Will Way ist die erste Person, die gerufen wird, wenn es in Brooklyn zu einer Schießerei kommt, in die ein Polizist verwickelt ist. Als Gewerkschaftsvertreter der Patrolmen's Benevolent Association hat er achtundvierzig Stunden Zeit, sich mit den betroffenen Polizisten zu unterhalten, bevor es irgendjemand anderes tut, seien es die Vorgesetzten der Polizisten, die Dienstaufsicht oder die Staatsanwaltschaft. Seine Aufgabe ist es, sich in erster Linie um das Wohlergehen der Polizisten zu kümmern. Als Georgina Reed einen Mann unmittelbar nach dem Überfall auf eine Bodega erschießt, denkt Way, dass dies ein einfacher Fall ist. Doch als er im Keller des Reviers sitzt und Georginas Geschichte hört, wird ihm immer mulmiger zumute, denn Georgina lügt eindeutig über das, was vor wenigen Stunden passiert ist. Sie behauptet, dass der Mann, den sie erschossen hat, eine Waffe in der Hand hatte. Andere schwören, dass er nur einen Strauß Azaleen bei sich führte. Unter der Leiche wird eine Waffe gefunden. Der Fall wird zum gefundenen Fressen für die Medien. Als Ways undurchsichtige Verbindung zu einem prominenten Richter des Obersten Gerichtshofs von Brooklyn aufgedeckt wird, wird er zur nächsten Zielscheibe für den Mob, der jemanden sucht, um ihn für die rassische Ungerechtigkeit in Amerika verantwortlich zu machen.
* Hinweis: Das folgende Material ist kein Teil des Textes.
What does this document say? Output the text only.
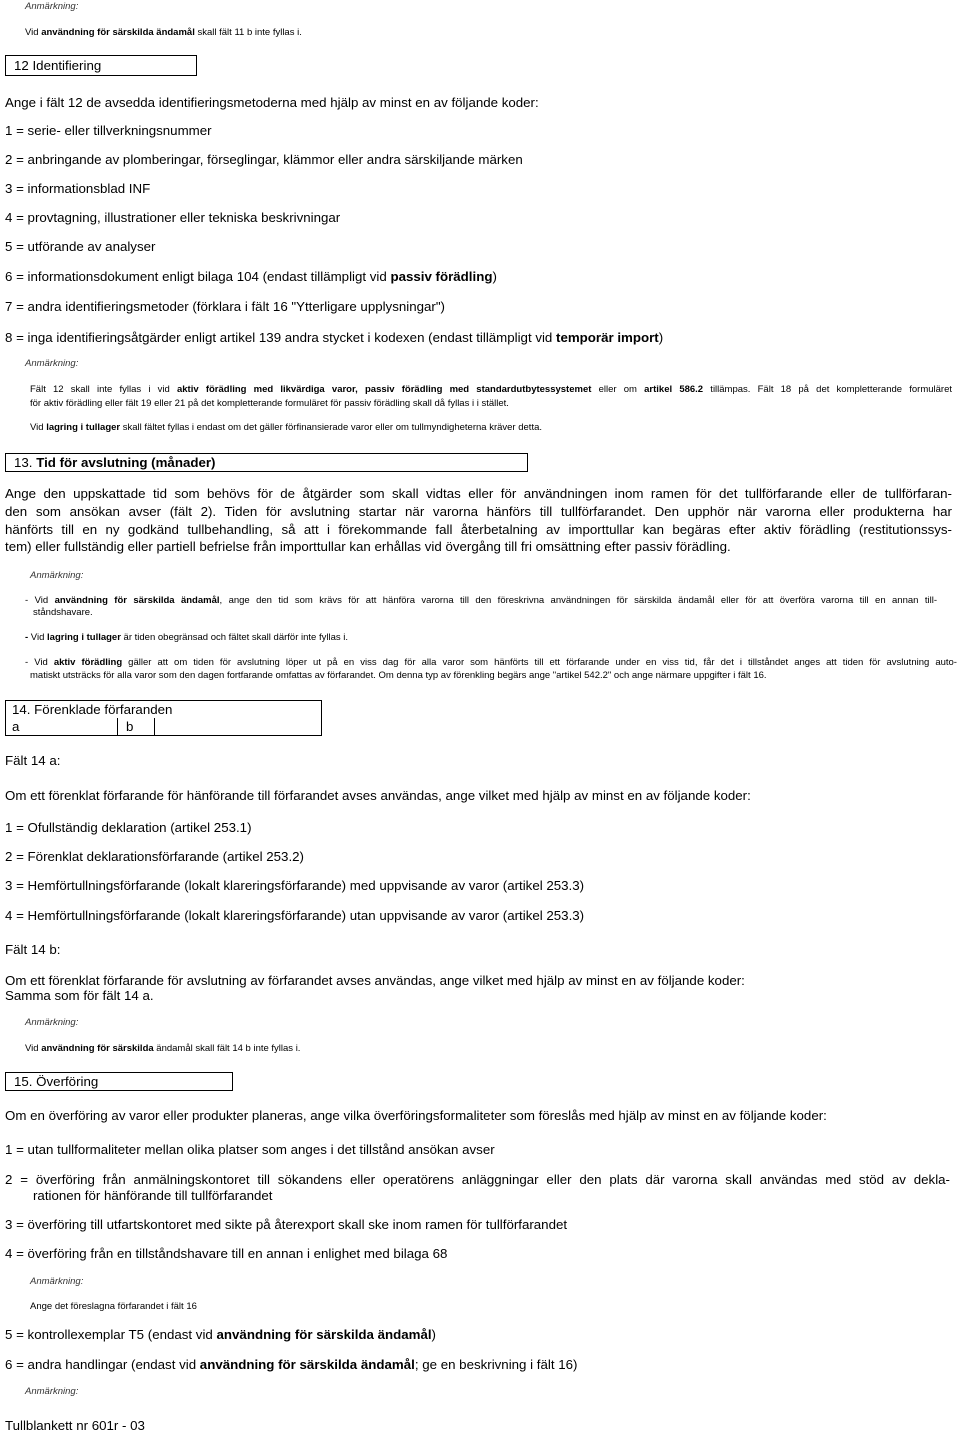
Anmärkning:
Vid användning för särskilda ändamål skall fält 11 b inte fyllas i.
12 Identifiering
Ange i fält 12 de avsedda identifieringsmetoderna med hjälp av minst en av följande koder:
1 = serie- eller tillverkningsnummer
2 = anbringande av plomberingar, förseglingar, klämmor eller andra särskiljande märken
3 = informationsblad INF
4 = provtagning, illustrationer eller tekniska beskrivningar
5 = utförande av analyser
6 = informationsdokument enligt bilaga 104 (endast tillämpligt vid passiv förädling)
7 = andra identifieringsmetoder (förklara i fält 16 "Ytterligare upplysningar")
8 = inga identifieringsåtgärder enligt artikel 139 andra stycket i kodexen (endast tillämpligt vid temporär import)
Anmärkning:
Fält 12 skall inte fyllas i vid aktiv förädling med likvärdiga varor, passiv förädling med standardutbytessystemet eller om artikel 586.2 tillämpas. Fält 18 på det kompletterande formuläret
för aktiv förädling eller fält 19 eller 21 på det kompletterande formuläret för passiv förädling skall då fyllas i i stället.
Vid lagring i tullager skall fältet fyllas i endast om det gäller förfinansierade varor eller om tullmyndigheterna kräver detta.
13. Tid för avslutning (månader)
Ange den uppskattade tid som behövs för de åtgärder som skall vidtas eller för användningen inom ramen för det tullförfarande eller de tullförfaran-
den som ansökan avser (fält 2). Tiden för avslutning startar när varorna hänförs till tullförfarandet. Den upphör när varorna eller produkterna har
hänförts till en ny godkänd tullbehandling, så att i förekommande fall återbetalning av importtullar kan begäras efter aktiv förädling (restitutionssys-
tem) eller fullständig eller partiell befrielse från importtullar kan erhållas vid övergång till fri omsättning efter passiv förädling.
Anmärkning:
- Vid användning för särskilda ändamål, ange den tid som krävs för att hänföra varorna till den föreskrivna användningen för särskilda ändamål eller för att överföra varorna till en annan till-
ståndshavare.
- Vid lagring i tullager är tiden obegränsad och fältet skall därför inte fyllas i.
- Vid aktiv förädling gäller att om tiden för avslutning löper ut på en viss dag för alla varor som hänförts till ett förfarande under en viss tid, får det i tillståndet anges att tiden för avslutning auto-
matiskt utsträcks för alla varor som den dagen fortfarande omfattas av förfarandet. Om denna typ av förenkling begärs ange "artikel 542.2" och ange närmare uppgifter i fält 16.
14. Förenklade förfaranden
a	b
Fält 14 a:
Om ett förenklat förfarande för hänförande till förfarandet avses användas, ange vilket med hjälp av minst en av följande koder:
1 = Ofullständig deklaration (artikel 253.1)
2 = Förenklat deklarationsförfarande (artikel 253.2)
3 = Hemförtullningsförfarande (lokalt klareringsförfarande) med uppvisande av varor (artikel 253.3)
4 = Hemförtullningsförfarande (lokalt klareringsförfarande) utan uppvisande av varor (artikel 253.3)
Fält 14 b:
Om ett förenklat förfarande för avslutning av förfarandet avses användas, ange vilket med hjälp av minst en av följande koder:
Samma som för fält 14 a.
Anmärkning:
Vid användning för särskilda ändamål skall fält 14 b inte fyllas i.
15. Överföring
Om en överföring av varor eller produkter planeras, ange vilka överföringsformaliteter som föreslås med hjälp av minst en av följande koder:
1 = utan tullformaliteter mellan olika platser som anges i det tillstånd ansökan avser
2 = överföring från anmälningskontoret till sökandens eller operatörens anläggningar eller den plats där varorna skall användas med stöd av dekla-
rationen för hänförande till tullförfarandet
3 = överföring till utfartskontoret med sikte på återexport skall ske inom ramen för tullförfarandet
4 = överföring från en tillståndshavare till en annan i enlighet med bilaga 68
Anmärkning:
Ange det föreslagna förfarandet i fält 16
5 = kontrollexemplar T5 (endast vid användning för särskilda ändamål)
6 = andra handlingar (endast vid användning för särskilda ändamål; ge en beskrivning i fält 16)
Anmärkning:
Tullblankett nr 601r - 03
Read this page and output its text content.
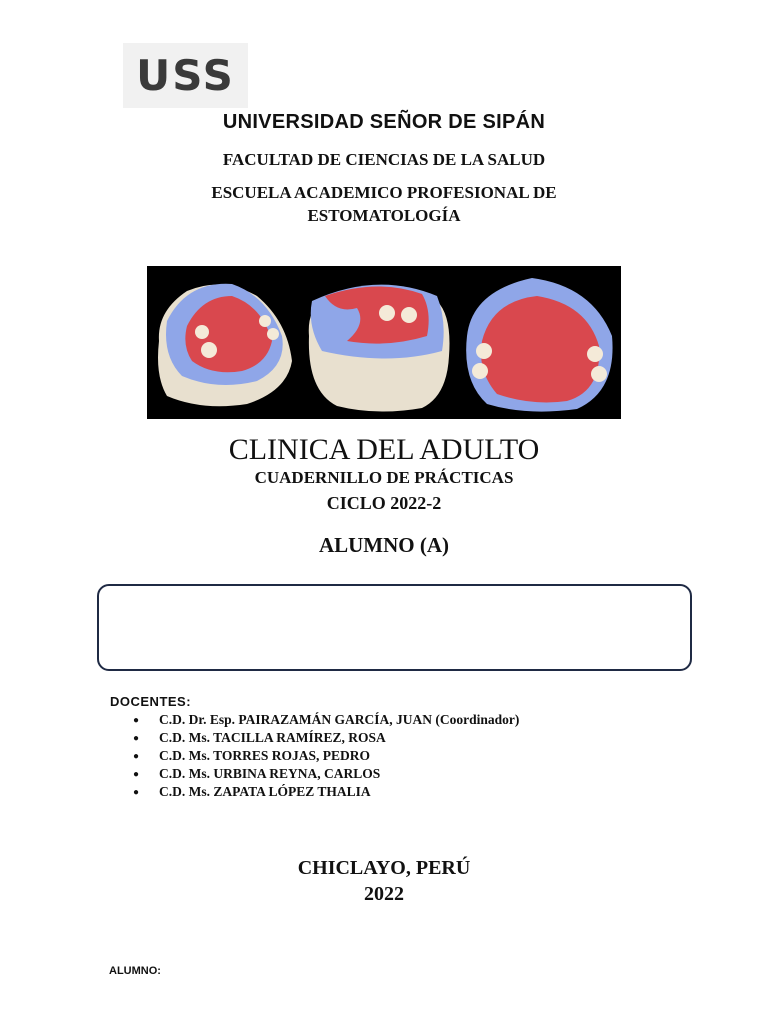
USS
UNIVERSIDAD SEÑOR DE SIPÁN
FACULTAD DE CIENCIAS DE LA SALUD
ESCUELA ACADEMICO PROFESIONAL DE
ESTOMATOLOGÍA
CLINICA DEL ADULTO
CUADERNILLO DE PRÁCTICAS
CICLO 2022-2
ALUMNO (A)
DOCENTES:
● C.D. Dr. Esp. PAIRAZAMÁN GARCÍA, JUAN (Coordinador)
● C.D. Ms. TACILLA RAMÍREZ, ROSA
● C.D. Ms. TORRES ROJAS, PEDRO
● C.D. Ms. URBINA REYNA, CARLOS
● C.D. Ms. ZAPATA LÓPEZ THALIA
CHICLAYO, PERÚ
2022
ALUMNO:
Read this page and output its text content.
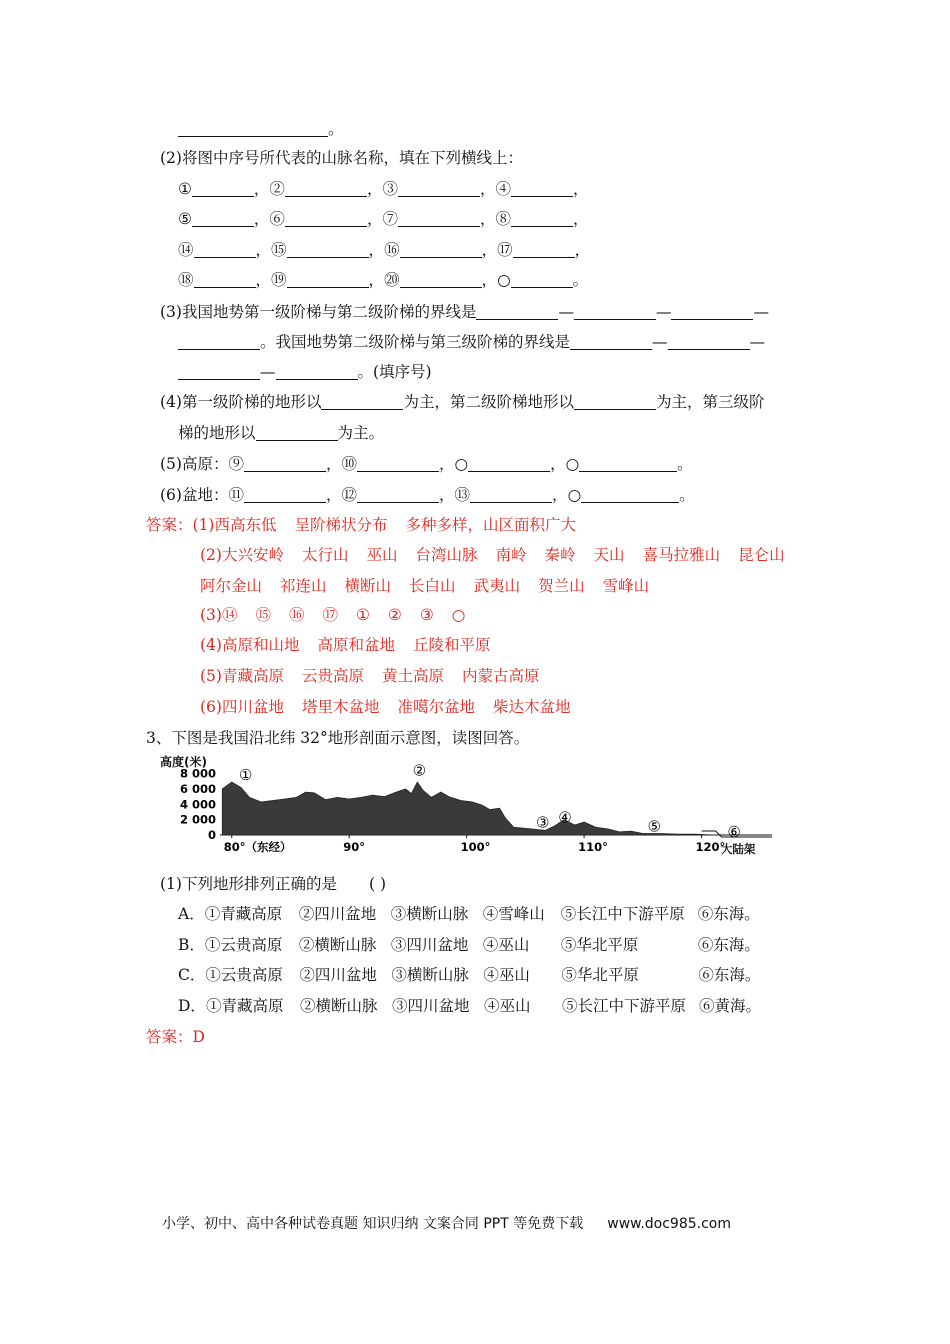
。
(2)将图中序号所代表的山脉名称，填在下列横线上：
①	，②	，③	，④	，
⑤	，⑥	，⑦	，⑧	，
⑭	，⑮	，⑯	，⑰	，
⑱	，⑲	，⑳	，○	。
(3)我国地势第一级阶梯与第二级阶梯的界线是	—	—	—
。我国地势第二级阶梯与第三级阶梯的界线是	—	—
—	。(填序号)
(4)第一级阶梯的地形以	为主，第二级阶梯地形以	为主，第三级阶
梯的地形以	为主。
(5)高原：⑨	，⑩	，○	，○	。
(6)盆地：⑪	，⑫	，⑬	，○	。
答案：(1)西高东低 呈阶梯状分布 多种多样，山区面积广大
(2)大兴安岭 太行山 巫山 台湾山脉 南岭 秦岭 天山 喜马拉雅山 昆仑山
阿尔金山 祁连山 横断山 长白山 武夷山 贺兰山 雪峰山
(3)⑭ ⑮ ⑯ ⑰ ① ② ③ ○
(4)高原和山地 高原和盆地 丘陵和平原
(5)青藏高原 云贵高原 黄土高原 内蒙古高原
(6)四川盆地 塔里木盆地 准噶尔盆地 柴达木盆地
3、下图是我国沿北纬 32°地形剖面示意图，读图回答。
高度(米)
8 000
6 000
4 000
2 000
0
80°（东经）	90°	100°	110°	120°
①	②
③ ④
⑤	⑥
大陆架
(1)下列地形排列正确的是 ( )
A．①青藏高原 ②四川盆地 ③横断山脉 ④雪峰山 ⑤长江中下游平原 ⑥东海。
B．①云贵高原 ②横断山脉 ③四川盆地 ④巫山 ⑤华北平原	⑥东海。
C．①云贵高原 ②四川盆地 ③横断山脉 ④巫山 ⑤华北平原	⑥东海。
D．①青藏高原 ②横断山脉 ③四川盆地 ④巫山 ⑤长江中下游平原 ⑥黄海。
答案：D
小学、初中、高中各种试卷真题 知识归纳 文案合同 PPT 等免费下载 www.doc985.com
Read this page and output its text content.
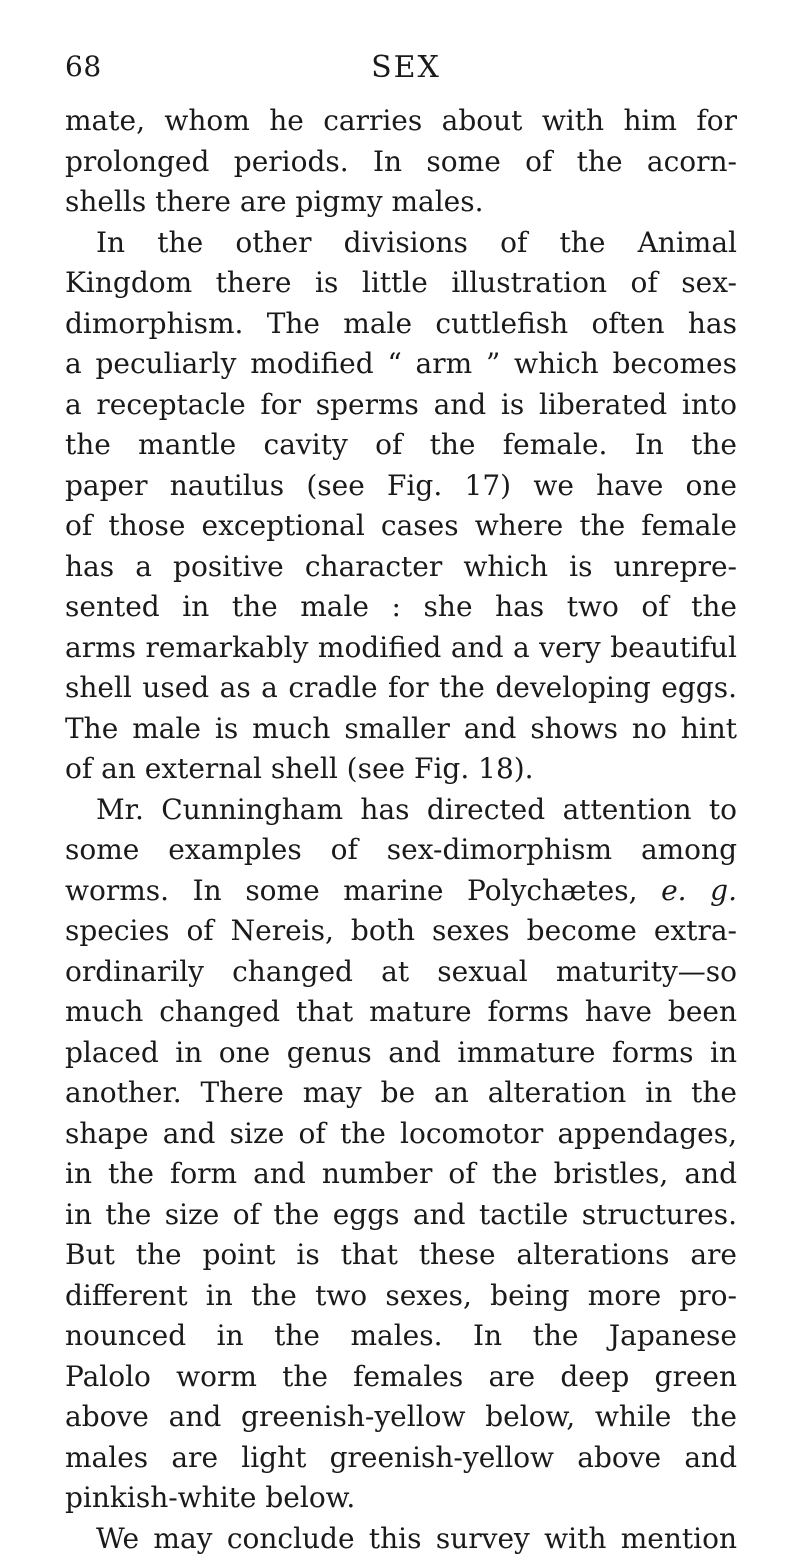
68	SEX
mate, whom he carries about with him for
prolonged periods. In some of the acorn-
shells there are pigmy males.
In the other divisions of the Animal
Kingdom there is little illustration of sex-
dimorphism. The male cuttlefish often has
a peculiarly modified “ arm ” which becomes
a receptacle for sperms and is liberated into
the mantle cavity of the female. In the
paper nautilus (see Fig. 17) we have one
of those exceptional cases where the female
has a positive character which is unrepre-
sented in the male : she has two of the
arms remarkably modified and a very beautiful
shell used as a cradle for the developing eggs.
The male is much smaller and shows no hint
of an external shell (see Fig. 18).
Mr. Cunningham has directed attention to
some examples of sex-dimorphism among
worms. In some marine Polychætes, e. g.
species of Nereis, both sexes become extra-
ordinarily changed at sexual maturity—so
much changed that mature forms have been
placed in one genus and immature forms in
another. There may be an alteration in the
shape and size of the locomotor appendages,
in the form and number of the bristles, and
in the size of the eggs and tactile structures.
But the point is that these alterations are
different in the two sexes, being more pro-
nounced in the males. In the Japanese
Palolo worm the females are deep green
above and greenish-yellow below, while the
males are light greenish-yellow above and
pinkish-white below.
We may conclude this survey with mention
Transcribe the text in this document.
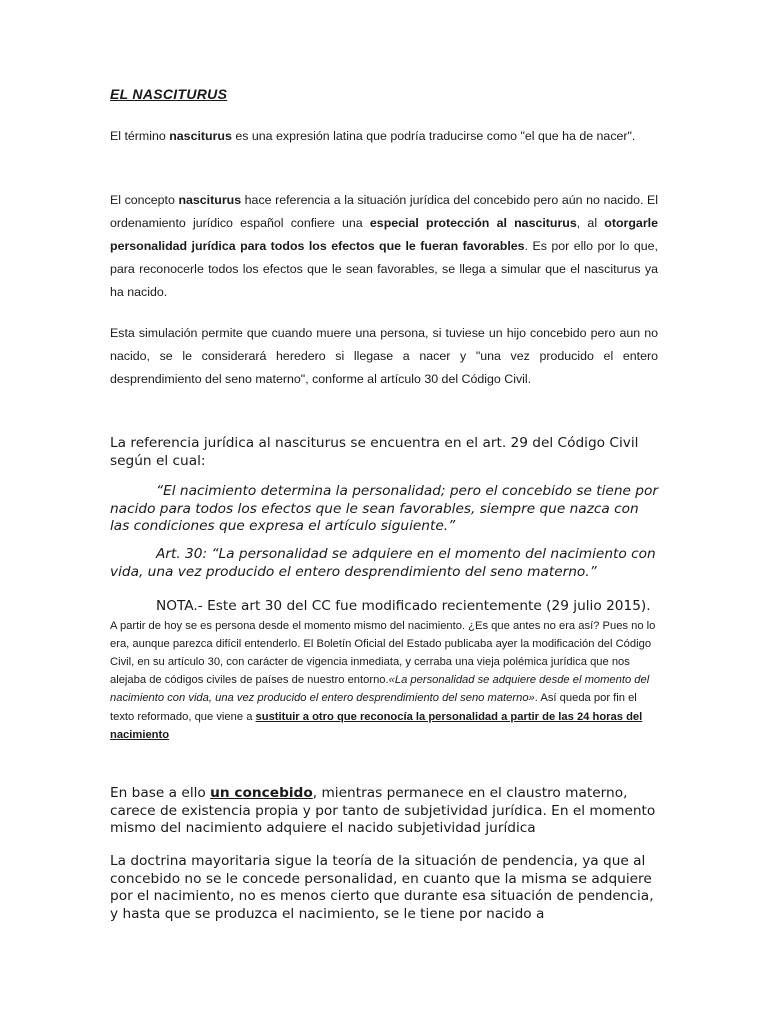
EL NASCITURUS

El término nasciturus es una expresión latina que podría traducirse como "el que ha de nacer".

El concepto nasciturus hace referencia a la situación jurídica del concebido pero aún no nacido. El ordenamiento jurídico español confiere una especial protección al nasciturus, al otorgarle personalidad jurídica para todos los efectos que le fueran favorables. Es por ello por lo que, para reconocerle todos los efectos que le sean favorables, se llega a simular que el nasciturus ya ha nacido.

Esta simulación permite que cuando muere una persona, si tuviese un hijo concebido pero aun no nacido, se le considerará heredero si llegase a nacer y "una vez producido el entero desprendimiento del seno materno", conforme al artículo 30 del Código Civil.

La referencia jurídica al nasciturus se encuentra en el art. 29 del Código Civil según el cual:

“El nacimiento determina la personalidad; pero el concebido se tiene por nacido para todos los efectos que le sean favorables, siempre que nazca con las condiciones que expresa el artículo siguiente.”

Art. 30: “La personalidad se adquiere en el momento del nacimiento con vida, una vez producido el entero desprendimiento del seno materno.”

NOTA.- Este art 30 del CC fue modificado recientemente (29 julio 2015). A partir de hoy se es persona desde el momento mismo del nacimiento. ¿Es que antes no era así? Pues no lo era, aunque parezca difícil entenderlo. El Boletín Oficial del Estado publicaba ayer la modificación del Código Civil, en su artículo 30, con carácter de vigencia inmediata, y cerraba una vieja polémica jurídica que nos alejaba de códigos civiles de países de nuestro entorno.«La personalidad se adquiere desde el momento del nacimiento con vida, una vez producido el entero desprendimiento del seno materno». Así queda por fin el texto reformado, que viene a sustituir a otro que reconocía la personalidad a partir de las 24 horas del nacimiento

En base a ello un concebido, mientras permanece en el claustro materno, carece de existencia propia y por tanto de subjetividad jurídica. En el momento mismo del nacimiento adquiere el nacido subjetividad jurídica

La doctrina mayoritaria sigue la teoría de la situación de pendencia, ya que al concebido no se le concede personalidad, en cuanto que la misma se adquiere por el nacimiento, no es menos cierto que durante esa situación de pendencia, y hasta que se produzca el nacimiento, se le tiene por nacido a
Kundinnen und Kunden meinen
4.0/5.0
J. Kaiser
4/5
02.05.2023
Buch (Gebundene Ausgabe)
Tiefgründig und spannend
Will Way ist der erste der nach einer Schiesserei gerufen wird, wenn Polizistinnen oder Polizisten involviert sind. Er hat 48 Stunden Zeit sich mit ihnen zu besprechen. Vorher darf keine andere Person mit den Beteiligten sprechen. Georgina Reed hat nach einem Überfall einen Mann erschossen. Er glaubt an einen einfachen Fall. Als er ihr gegenüber sitzt hat er den Eindruck, dass sie lügt über das, was passiert ist. Der Fall wirbelt in den Medien gehörig Staub auf. Way deckt bei seinen Recherchen Verbindungen zu einem Richter des Obersten Gerichts auf. Man liest eine eindrückliche Geschichte, die dieser NYPD-Beamte durchläuft. Er arbeitet für die Polizeigewerkschaft. Man erkennt, dass es in der Strafjustiz um alles andere als um Gerechtigkeit geht. Doch das Recht siegt über das Böse. Dieses Buch ist kein einfaches, aber das Lesen lohnt sich sehr.